Et ce alors que le marché chinois connaît une croissance insolente: avec une demande stimulée par l'essor de la classe moyenne, la Chine aura besoin de 6330 avions de ligne sur les vingt années à venir, selon des projections de Boeing, qui table sur un triplement de la flotte du pays durant cette période.

«Le secteur du transport aérien ne peut se reposer uniquement sur des importations. Une grande nation se doit d'avoir son propre grand appareil commercial», a affirmé lundi Li Jiaxiang, patron de l'aviation civile chinoise (CAAC).

Pour autant, le C919 a aussi profité de technologies étrangères: il est ainsi équipé de moteurs Leap développés par l'américain General Electric et le français Safran au sein de leur coentreprise CFM International. Celle-ci fournit aussi la nacelle et les inverseurs de poussée.

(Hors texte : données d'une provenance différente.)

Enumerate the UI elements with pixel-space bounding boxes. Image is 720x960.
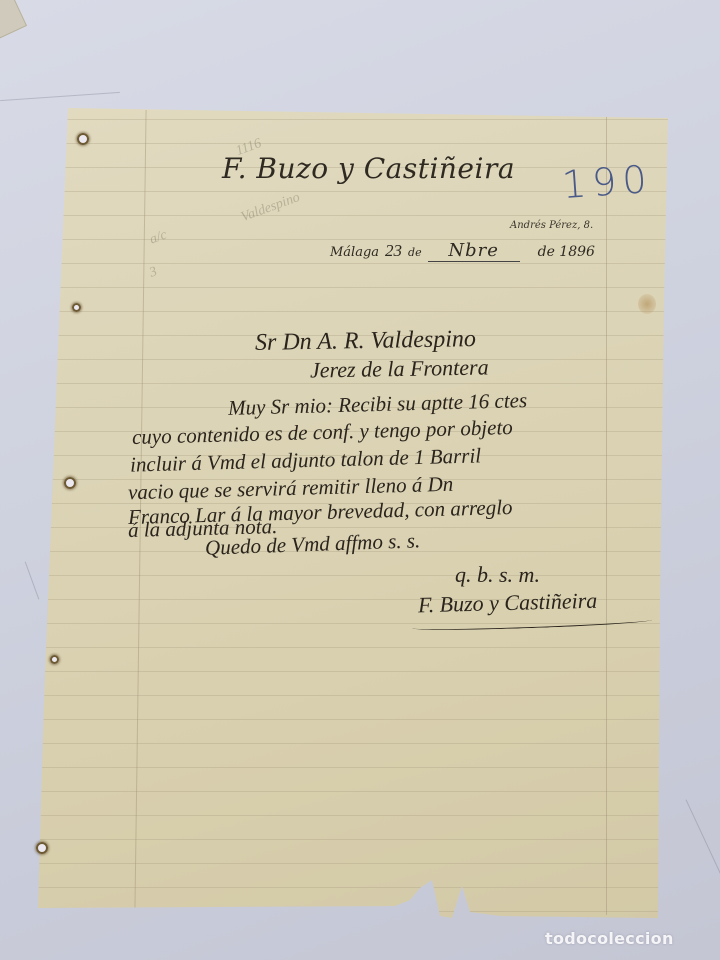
date-place: Málaga xyxy=(330,245,379,260)
addressee-location: Jerez de la Frontera xyxy=(310,354,489,383)
foxing-stain xyxy=(638,294,656,314)
watermark: todocoleccion xyxy=(545,929,674,948)
punch-hole xyxy=(72,303,81,312)
punch-hole xyxy=(64,477,76,489)
letterhead-firm-name: F. Buzo y Castiñeira xyxy=(222,152,515,185)
date-day: 23 xyxy=(385,241,402,261)
closing-abbreviation: q. b. s. m. xyxy=(455,562,540,588)
date-line: Málaga 23 de Nbre de 1896 xyxy=(330,240,595,262)
archive-number: 190 xyxy=(561,157,654,207)
surface-scratch xyxy=(25,562,40,600)
paper-scrap-corner xyxy=(0,0,27,38)
letterhead-address: Andrés Pérez, 8. xyxy=(510,220,593,231)
surface-scratch xyxy=(0,92,120,101)
date-de: de xyxy=(408,246,422,259)
pencil-annotation: a/c xyxy=(148,228,170,249)
punch-hole xyxy=(50,655,59,664)
addressee-name: Sr Dn A. R. Valdespino xyxy=(255,326,476,357)
punch-hole xyxy=(36,842,48,854)
signature: F. Buzo y Castiñeira xyxy=(418,588,598,619)
pencil-annotation: Valdespino xyxy=(239,190,302,226)
punch-hole xyxy=(77,133,89,145)
date-year: de 1896 xyxy=(538,244,595,260)
surface-scratch xyxy=(686,800,720,882)
date-month: Nbre xyxy=(428,240,520,262)
pencil-annotation: 3 xyxy=(147,264,159,281)
margin-line-right xyxy=(606,115,607,915)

Le montant des investissements dans le développement du C919 n'a pas été dévoilé, mais une banque étatique (Export-Import Bank of China) avait précédemment annoncé qu'elle accorderait près de 8 milliards de dollars de fonds à la Comac pour ses projets d'avions.

«Encore du travail»

Le C919 accomplira son premier vol d'essai courant 2016, a ajouté M. Li: un nouveau retard notable alors que la Comac avait envisagé de le faire voler d'ici la fin de l'année, et après avoir déjà multiplié les contretemps.

Dans ces conditions, le voyage inaugural pourrait n'intervenir qu'en 2017, selon des informations du journal officiel China Daily.

La Comac assure avoir déjà enregistré 517 commandes pour l'appareil, presque exclusivement de la part de compagnies chinoises: parmi les rares marques d'intérêt étrangères, figure une commande 10 avions par le thaï City Airways, dévoilée le mois dernier.

Mais il faudra encore des années avant que les premières livraisons soit honorées: d'après les experts, le C919 ne devrait entrer en service qu'en 2019 au plus tôt... et de nouveaux retards ne sont pas à exclure.

«Il y a encore énormément de travail à accomplir», a souligné Briand Greer, président pour l'Asie-Pacifique de Honeywell Aerospace, un groupe américain qui fournit lui aussi certains éléments clefs du C919 (roues et freins, instruments de navigation).

Parmi les obstacles à surmonter, «il faudra encore beaucoup de tests, de vols-tests, de tests des systèmes d'intégration, et bien entendu il faudra décrocher la certification», a-t-il déclaré à l'AFP.

Sur ce point, l'ARJ-21, le premier avion de transport régional conçu et produit par la Comac, a connu de multiples déconvenues.

Quatorze ans après le lancement du programme en 2002, et six ans après son premier vol en 2008, ce bimoteur de 79 à 90 places, concurrent potentiel des avions du Canadien Bombardier ou du Brésilien Embraer, n'a été certifié que fin 2014 par les autorités chinoises, ce qui lui ouvre les pistes pour les vols intérieurs.

Mais il lui reste encore à décrocher la certification-clé pour voler à l'international, celle de l'Administration fédérale américaine de l'aviation civile (FAA).

En attendant, la Chine s'est d'ores et déjà donné un nouveau défi technologique ambitieux: concevoir au cours de la prochaine décennie son premier long-courrier, le C929, un bicouloir susceptible de prendre son envol au début des années 2020.